Der unterzeichnete Staatsminister hat vom Könige den Befehl
erhalten, Seiner Excellenz dem Herrn Grafen von St. Marsan, außerordentlichen Gesandten
und bevollmächtigten Minister Sr. Maj. des Kaisers der Franzosen, Königs von Italien,
Nachstehendes zu eröffnen.
Seit dem Frieden von Tilsit war das vornehmste Augenmerk des Königs in seinem
ganzen politischen Benehmen dahin gerichtet, seinen Völkern einen Zustand der Ruhe
wiederzugeben und dauernd zu erhalten, der ihnen erlaubte, sich
allmählig von den unzähligen Drangsalen und Verlusten, die sie erlitten, wieder zu
erholen. Zu diesem Zweck erfüllte derselbe, so viel es Ihm seine Kräfte erlaubten, mit
größter Pünctlichkeit die Verpflichtungen, welche Er durch diesen Frieden auf Sich zu
nehmen gezwungen worden war. Er ertrug mit einer Resignation, welche Ihm die Umstände zum
Gesetz machten, die willkürlichen Erpressungen und Kränkungen jeder Art, denen die
Provinzen unaufhörlich ausgesetzt waren, die ungeheuren Lasten, welche sie danieder
drückten. Er versäumte nichts, um zwischen Ihm und der Französischen Regierung ein
aufrichtiges Vertrauen zu begründen, und diese dadurch zur Beobachtung gerechter und
billiger Maaßregeln, um die Er beinahe stets vergebens bat, geneigt zu machen.
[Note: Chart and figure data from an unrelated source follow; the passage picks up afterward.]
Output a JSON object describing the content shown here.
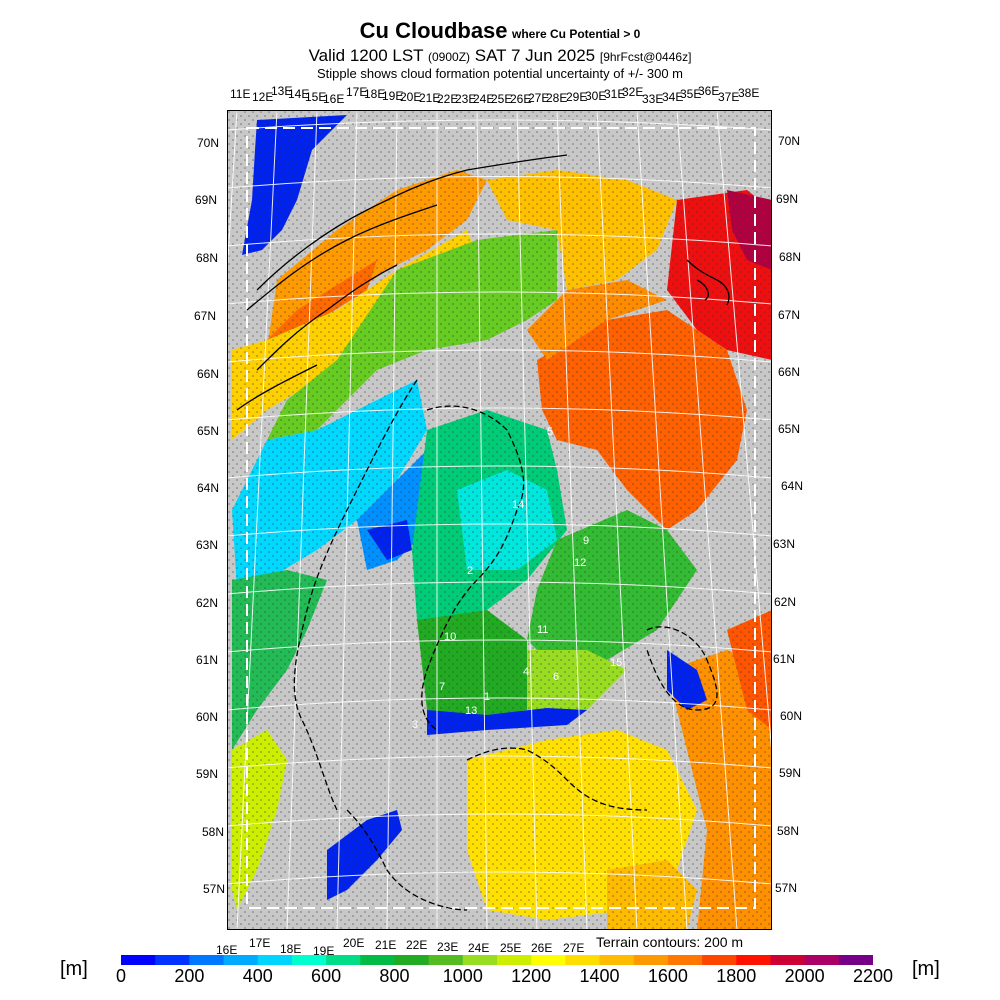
{
  "header": {
    "title": "Cu Cloudbase",
    "title_suffix": "where Cu Potential > 0",
    "valid_prefix": "Valid 1200 LST",
    "valid_utc": "(0900Z)",
    "valid_date": "SAT 7 Jun 2025",
    "forecast": "[9hrFcst@0446z]",
    "stipple_note": "Stipple shows cloud formation potential uncertainty of +/- 300 m"
  },
  "top_longitudes": [
    "11E",
    "12E",
    "13E",
    "14E",
    "15E",
    "16E",
    "17E",
    "18E",
    "19E",
    "20E",
    "21E",
    "22E",
    "23E",
    "24E",
    "25E",
    "26E",
    "27E",
    "28E",
    "29E",
    "30E",
    "31E",
    "32E",
    "33E",
    "34E",
    "35E",
    "36E",
    "37E",
    "38E"
  ],
  "bottom_longitudes": [
    "16E",
    "17E",
    "18E",
    "19E",
    "20E",
    "21E",
    "22E",
    "23E",
    "24E",
    "25E",
    "26E",
    "27E"
  ],
  "left_latitudes": [
    "70N",
    "69N",
    "68N",
    "67N",
    "66N",
    "65N",
    "64N",
    "63N",
    "62N",
    "61N",
    "60N",
    "59N",
    "58N",
    "57N"
  ],
  "right_latitudes": [
    "70N",
    "69N",
    "68N",
    "67N",
    "66N",
    "65N",
    "64N",
    "63N",
    "62N",
    "61N",
    "60N",
    "59N",
    "58N",
    "57N"
  ],
  "station_labels": [
    "14",
    "9",
    "2",
    "12",
    "10",
    "11",
    "15",
    "4",
    "7",
    "6",
    "1",
    "13",
    "3",
    "5"
  ],
  "terrain_note": "Terrain contours: 200 m",
  "colorbar": {
    "unit_left": "[m]",
    "unit_right": "[m]",
    "tick_labels": [
      "0",
      "200",
      "400",
      "600",
      "800",
      "1000",
      "1200",
      "1400",
      "1600",
      "1800",
      "2000",
      "2200"
    ],
    "colors": [
      "#0000ff",
      "#0033ff",
      "#0077ff",
      "#00aaff",
      "#00d5ff",
      "#00ffcc",
      "#00dd88",
      "#00bb44",
      "#22aa22",
      "#55bb22",
      "#99dd22",
      "#ccee00",
      "#ffff00",
      "#ffdd00",
      "#ffbb00",
      "#ff9900",
      "#ff7700",
      "#ff4400",
      "#ff1100",
      "#cc0033",
      "#aa0066",
      "#770088"
    ]
  },
  "map": {
    "land_no_data_color": "#c8c8c8",
    "water_color": "#c8c8c8"
  }
}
Als sodann der Norden von Europa mit einem neuen unheilverkündenden Krieg
bedroht wurde, ergriff der König, nachdem Er Alles, was von Ihm abhing, gethan hatte, um
das Ungewitter zu beschwören, diejenige Parthey, welche Ihm die Zwischenlage Seiner
Staaten, die keine Neutralität zuließ, nebst der gewissen Aussicht gebieterisch
vorschrieb, daß Ihn Frankreich, wenn Er dessen Willen nicht genau erfüllte,
mit Maaßregeln der Zerstörung überziehen werde. Er unterwarf sich den
unerträglich lästigen Bedingungen, die mit den Kräften des Landes durchaus nicht im
Verhältniß standen, und in die Er durch den Allianztractat v. 24. Febr. 1812
und die ihn begleitenden Conventionen nur in der Hoffnung gewilligt, daß Er
dadurch für Preußen eine dauerhafte Stütze gewonnen habe und für den Fall der Noth den
wirksamen Beistand, dessen es nach so vielen Unglücksfällen täglich dringender
bedurfte, und daß die Französische Regierung, der Treue entsprechend, mit
welcher der König sich der Erfüllung Seiner Verpflichtungen unterzog, auch die gegen den
König übernommenen Verbindlichkeiten ihrerseits mit derselben Pünctlichkeit erfüllen
werde.
Eine unglückliche Erfahrung bewies aber dem König nur zu bald, daß die
Französische Regierung ganz andere Gesinnungen hege. Während der König diejenige Anzahl
Truppen stellte, die man für das Hülscorps stipulirt hatte, während diese nämlichen
Truppen für die Sache Frankreichs ihr Blut mit einer Tapferkeit vergossen, welche der
Kaiser selbst Gerechtigkeit widerfahren zu lassen sich nicht weigerte, während
man im Innern des Landes mit außerordentlichen Anstrengungen die ungeheuern
Lieferungen und Leistungen aller Art zur Befriedigung der Bedürfnisse der Truppen, die es
unaufhörlich überschwemmten, zu bestreiten bereit war, erfüllte Frankreich in keinem
einzigen Puncte die übernommenen Verpflichtungen, deren redliche Erfüllung doch
nur allein dem gänzlichen Ruin des Landes und seiner Bewohner zuvorkommen konnte.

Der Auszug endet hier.